No one could really tell that it was tears, not sweat, that Glynn was wiping from his face as he stood up. Gladys let out a mournful wail as he helped Hub place the sheet over her husband and then transfer him to the gurney. After securing the gurney in the ambulance, Glynn walked back to Gladys, put his arms around her, and did his best to whisper encouraging words as she cried into his shoulder. The words were perfunctory. God’s will. God’s plan. God decided …

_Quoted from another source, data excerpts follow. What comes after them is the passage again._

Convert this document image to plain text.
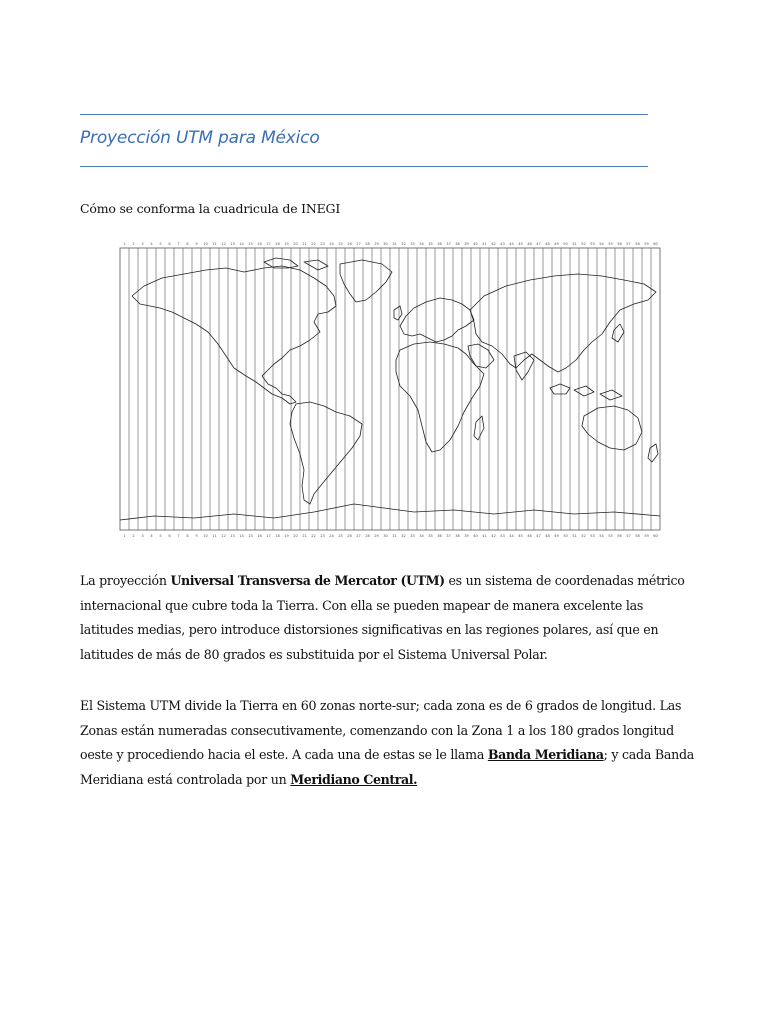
Proyección UTM para México
Cómo se conforma la cuadricula de INEGI
1 2 3 4 5 6 7 8 9 10 11 12 13 14 15 16 17 18 19 20 21 22 23 24 25 26 27 28 29 30 31 32 33 34 35 36 37 38 39 40 41 42 43 44 45 46 47 48 49 50 51 52 53 54 55 56 57 58 59 60
1 2 3 4 5 6 7 8 9 10 11 12 13 14 15 16 17 18 19 20 21 22 23 24 25 26 27 28 29 30 31 32 33 34 35 36 37 38 39 40 41 42 43 44 45 46 47 48 49 50 51 52 53 54 55 56 57 58 59 60
La proyección Universal Transversa de Mercator (UTM) es un sistema de coordenadas métrico internacional que cubre toda la Tierra. Con ella se pueden mapear de manera excelente las latitudes medias, pero introduce distorsiones significativas en las regiones polares, así que en latitudes de más de 80 grados es substituida por el Sistema Universal Polar.
El Sistema UTM divide la Tierra en 60 zonas norte-sur; cada zona es de 6 grados de longitud. Las Zonas están numeradas consecutivamente, comenzando con la Zona 1 a los 180 grados longitud oeste y procediendo hacia el este. A cada una de estas se le llama Banda Meridiana; y cada Banda Meridiana está controlada por un Meridiano Central.
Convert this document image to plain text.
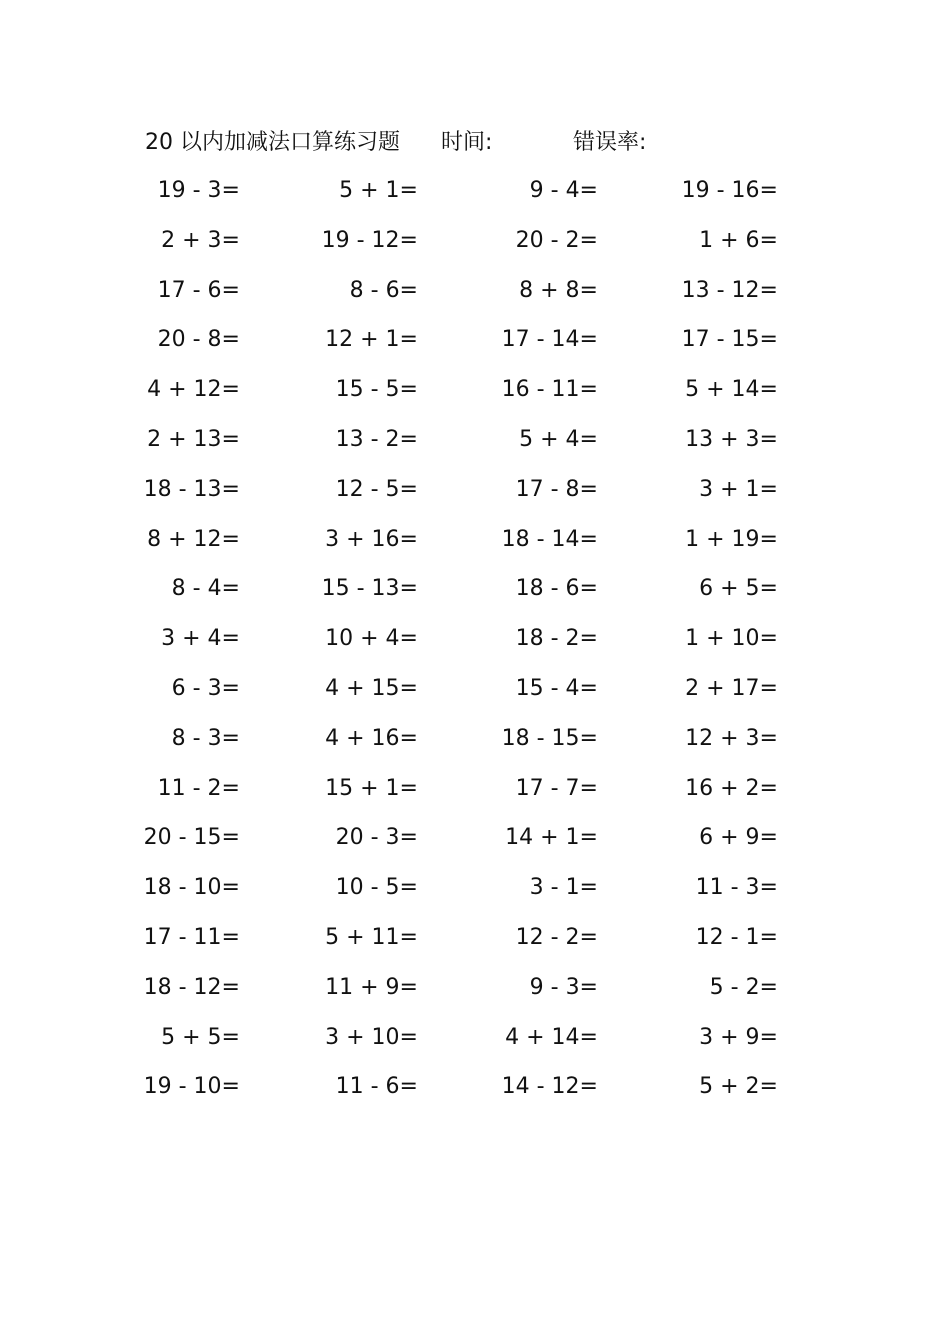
20 以内加减法口算练习题 时间:	错误率:
19 - 3=	5 + 1=	9 - 4=	19 - 16=
2 + 3=	19 - 12=	20 - 2=	1 + 6=
17 - 6=	8 - 6=	8 + 8=	13 - 12=
20 - 8=	12 + 1=	17 - 14=	17 - 15=
4 + 12=	15 - 5=	16 - 11=	5 + 14=
2 + 13=	13 - 2=	5 + 4=	13 + 3=
18 - 13=	12 - 5=	17 - 8=	3 + 1=
8 + 12=	3 + 16=	18 - 14=	1 + 19=
8 - 4=	15 - 13=	18 - 6=	6 + 5=
3 + 4=	10 + 4=	18 - 2=	1 + 10=
6 - 3=	4 + 15=	15 - 4=	2 + 17=
8 - 3=	4 + 16=	18 - 15=	12 + 3=
11 - 2=	15 + 1=	17 - 7=	16 + 2=
20 - 15=	20 - 3=	14 + 1=	6 + 9=
18 - 10=	10 - 5=	3 - 1=	11 - 3=
17 - 11=	5 + 11=	12 - 2=	12 - 1=
18 - 12=	11 + 9=	9 - 3=	5 - 2=
5 + 5=	3 + 10=	4 + 14=	3 + 9=
19 - 10=	11 - 6=	14 - 12=	5 + 2=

Hardly a word passed between Glynn and Hub as they drove Jerry’s body to the county coroner’s office for an official death pronouncement. The air-conditioned office felt especially cold against Glynn’s skin, an affirmation that there was no life in this place. Jerry’s official cause of death would eventually be listed as heat stroke complicated by cancer. As the coroner handed Hub the necessary paperwork and they loaded Jerry’s body back into the ambulance,
Glynn was struck by the solemn yet routine finality of it all. For both Hub and the coroner, death was an everyday occurrence. A body came in, papers were stamped, the body went out. Their matter-of-factness about the process felt as cold as the air in the room. No emotion. No expression of sympathy. Careful respect for the body was strict, unfeeling, and methodical. What had been the hard-working life of a deeply committed pastor was no longer present. They would carry back to the funeral home nothing more than a cold, empty shell that now barely seemed a meager representation of the soul it once contained.

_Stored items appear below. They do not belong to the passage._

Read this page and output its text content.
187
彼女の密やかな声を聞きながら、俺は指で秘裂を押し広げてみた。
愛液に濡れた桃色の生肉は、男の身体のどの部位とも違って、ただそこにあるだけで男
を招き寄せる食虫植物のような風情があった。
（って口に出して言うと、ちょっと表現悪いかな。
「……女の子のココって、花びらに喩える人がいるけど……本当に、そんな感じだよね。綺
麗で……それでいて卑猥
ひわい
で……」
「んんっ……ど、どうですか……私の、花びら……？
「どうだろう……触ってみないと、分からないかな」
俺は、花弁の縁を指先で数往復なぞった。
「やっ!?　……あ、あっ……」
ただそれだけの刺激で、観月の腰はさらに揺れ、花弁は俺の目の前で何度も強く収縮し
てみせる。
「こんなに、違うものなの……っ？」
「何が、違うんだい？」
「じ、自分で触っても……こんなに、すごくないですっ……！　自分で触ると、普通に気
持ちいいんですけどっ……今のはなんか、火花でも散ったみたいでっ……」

Marve was again waiting in the driveway when her husband returned. She hugged him as he stepped out of the car, feeling his body convulse as he began to cry. They both understood that death was part of the life cycle. Funerals came and went with little more than a thought. This was personal, though. This one hurt. God’s timing was off. Hadn’t Jerry deserved better? Hadn’t his years of service to God and the church been worth more than this?
The couple walked into the house where Marve had a sandwich and potato chips waiting. Glynn ate, despite the fact the food seemed to catch in his throat. He wondered if God would treat him any differently. Was all the sacrifice and service worth it to simply die in the heat behind a lawnmower? No answers were coming, but the pastor was sure there would be more questions.